Walaupun Pemkab membantah adanya kewajiban membeli seragam di sekolah, kasus-kasus seperti ini menunjukkan bahwa urusan seragam bukan soal sederhana.
Mengalokasikan anggaran yang begitu besar untuk program yang rawan gesekan semacam ini tentu memerlukan pengawasan ketat. Sementara itu, gedung-gedung sekolah yang retak tidak bisa menunggu.
Pendidikan Bukan Sekadar Penampilan
Seragam memang memberi keseragaman penampilan, tetapi keselamatan memberi kepastian masa depan. Memprioritaskan seragam di atas kondisi fisik sekolah sama dengan membangun rumah dengan atap emas tetapi pondasinya rapuh.

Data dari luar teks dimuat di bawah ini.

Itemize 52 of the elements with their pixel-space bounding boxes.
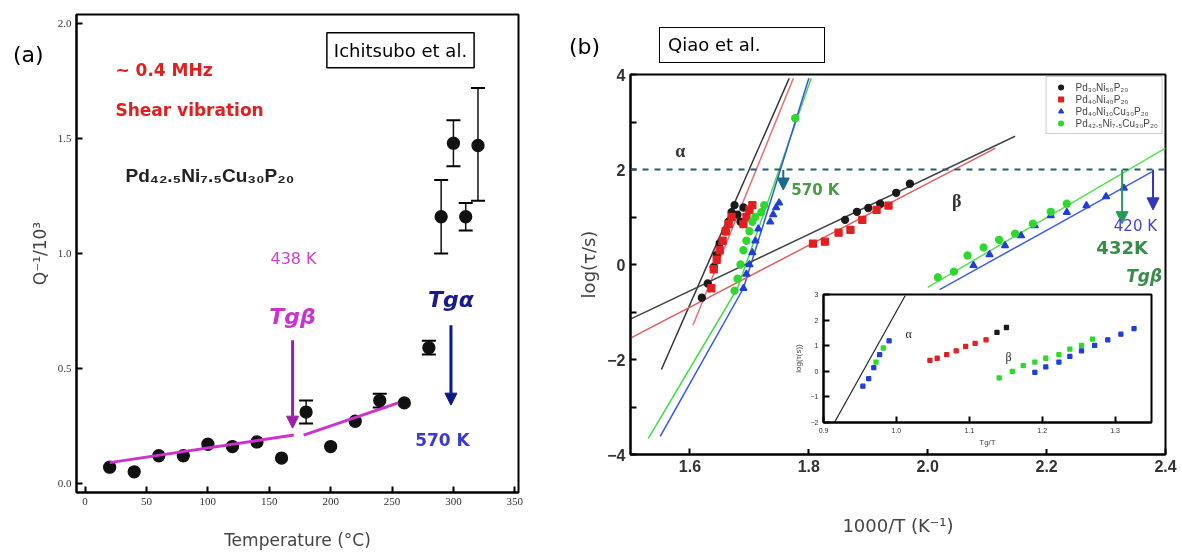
annotation: Tgβ bbox=[1126, 265, 1163, 286]
x-tick-label: 1.8 bbox=[797, 457, 821, 475]
y-tick-label: 4 bbox=[616, 66, 626, 84]
text: Qiao et al. bbox=[668, 33, 761, 57]
annotation: α bbox=[675, 140, 686, 161]
annotation: Ichitsubo et al. bbox=[333, 39, 468, 61]
annotation: β bbox=[1005, 350, 1012, 365]
x-axis-title: 1000/T (K⁻¹) bbox=[842, 514, 954, 536]
x-tick-label: 350 bbox=[506, 494, 524, 507]
text: (b) bbox=[569, 33, 601, 61]
x-tick-label: 50 bbox=[140, 494, 153, 507]
x-tick-label: 100 bbox=[199, 494, 217, 507]
y-tick-label: 1.0 bbox=[57, 247, 72, 259]
y-axis-title: log(τ/s) bbox=[578, 230, 600, 299]
annotation: 570 K bbox=[791, 181, 841, 200]
legend-label: Pd₄₀Ni₄₀P₂₀ bbox=[1075, 93, 1129, 105]
annotation: Pd₄₂.₅Ni₇.₅Cu₃₀P₂₀ bbox=[125, 165, 295, 187]
x-tick-label: 2.0 bbox=[916, 457, 939, 475]
y-tick-label: 0 bbox=[616, 256, 626, 274]
y-tick-label: 0.0 bbox=[57, 476, 72, 489]
x-tick-label: 0 bbox=[82, 494, 89, 507]
annotation: ~ 0.4 MHz bbox=[115, 60, 213, 81]
annotation: 438 K bbox=[270, 248, 318, 268]
text: (a) bbox=[13, 41, 44, 69]
x-tick-label: 200 bbox=[322, 494, 340, 507]
y-tick-label: 2.0 bbox=[57, 17, 72, 30]
annotation: Tgα bbox=[428, 286, 475, 312]
y-tick-label: −2 bbox=[607, 351, 626, 369]
x-tick-label: 250 bbox=[383, 494, 401, 507]
x-axis-title: Tg/T bbox=[979, 437, 996, 447]
legend-label: Pd₃₀Ni₅₀P₂₀ bbox=[1075, 81, 1129, 93]
x-tick-label: 150 bbox=[261, 494, 279, 507]
annotation: β bbox=[952, 190, 962, 211]
y-tick-label: −4 bbox=[607, 446, 626, 464]
x-tick-label: 2.4 bbox=[1154, 457, 1177, 475]
annotation: 570 K bbox=[415, 430, 471, 451]
legend-label: Pd₄₀Ni₁₀Cu₃₀P₂₀ bbox=[1075, 105, 1149, 117]
annotation: α bbox=[905, 326, 913, 341]
y-tick-label: 2 bbox=[616, 161, 626, 179]
x-tick-label: 2.2 bbox=[1035, 457, 1058, 475]
legend-label: Pd₄₂.₅Ni₇.₅Cu₃₀P₂₀ bbox=[1075, 117, 1158, 129]
annotation: 432K bbox=[1096, 237, 1149, 259]
y-axis-title: Q⁻¹/10³ bbox=[29, 221, 50, 286]
annotation: 420 K bbox=[1113, 216, 1159, 235]
x-axis-title: Temperature (°C) bbox=[223, 529, 371, 550]
annotation: Tgβ bbox=[269, 303, 316, 329]
x-tick-label: 300 bbox=[445, 494, 463, 507]
y-axis-title: log(τ(s)) bbox=[793, 343, 803, 373]
y-tick-label: 0.5 bbox=[57, 361, 72, 374]
x-tick-label: 1.6 bbox=[678, 457, 702, 475]
annotation: Shear vibration bbox=[115, 100, 264, 121]
y-tick-label: 1.5 bbox=[57, 132, 72, 145]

Anak-anak datang ke sekolah bukan untuk mempertontonkan pakaian, tetapi untuk menimba ilmu dalam ruang yang aman, nyaman, dan layak di tempati.
Beban ini sebenarnya bukan hanya milik pemerintah. Masyarakat, guru, orang tua, dan media memiliki peran penting dalam mengawasi anggaran publik. Jika ada yang tidak wajar, rakyat berhak bersuara. Karena yang dipertaruhkan bukan sekadar program tahunan, tetapi nasib generasi penerus Boyolali.
Saatnya Pemerintah Daerah Menata Prioritas
DPRD, melalui Komisi IV, sudah memberi sinyal keras: revisi, koreksi, dan evaluasi anggaran harus dilakukan. Namun suara rakyat juga perlu hadir untuk memperkuat langkah itu.
Boyolali membutuhkan:
1. Prioritas anggaran yang berpihak pada keselamatan dan infrastruktur pendidikan.
2. Audit dan transparansi pengadaan seragam dan LKS agar tidak terjadi penyalahgunaan.
3. Perencanaan rehabilitasi sekolah yang menyeluruh, bukan sekadar kosmetik anggaran.
4. Kebijakan berbasis kebutuhan nyata di lapangan, bukan sekadar program yang terlihat baik di atas kertas.
Anak-anak Boyolali tidak meminta seragam mahal. Mereka hanya ingin belajar dengan aman, tanpa takut bangunan di atas kepala mereka runtuh.
Dan itu adalah hak mereka — hak yang wajib dijamin negara.
Ketimpangan antara anggaran seragam Rp 16,4 miliar dan anggaran rehab sekolah Rp 284 juta bukan persoalan kecil. Ini soal logika, keadilan, dan keselamatan.
Jika keselamatan anak masih kalah dengan penampilan, maka kita sedang kehilangan arah. Pemerintah daerah harus peka, DPRD harus tegas, dan rakyat harus bersuara.
Karena pendidikan bukan hanya urusan apa yang terlihat, tetapi apa yang benar dan paling dibutuhkan.(MSar)
DISCLAIMER
Opini ini disusun berdasarkan informasi yang tersedia di media arus utama dan pernyataan terbuka dari DPRD Boyolali. Pandangan dalam tulisan ini mencerminkan interpretasi penulis sebagai bagian dari suara publik, bukan representasi resmi lembaga pemerintah mana pun. Jika di kemudian hari terdapat klarifikasi atau data baru dari pihak berwenang, opini ini akan disesuaikan demi menjaga akurasi dan keberimbangan informasi.
Data yang digunakan bersumber dari pemberitaan media dan pernyataan resmi DPRD Boyolali pada rapat pembahasan RAPBD 2026.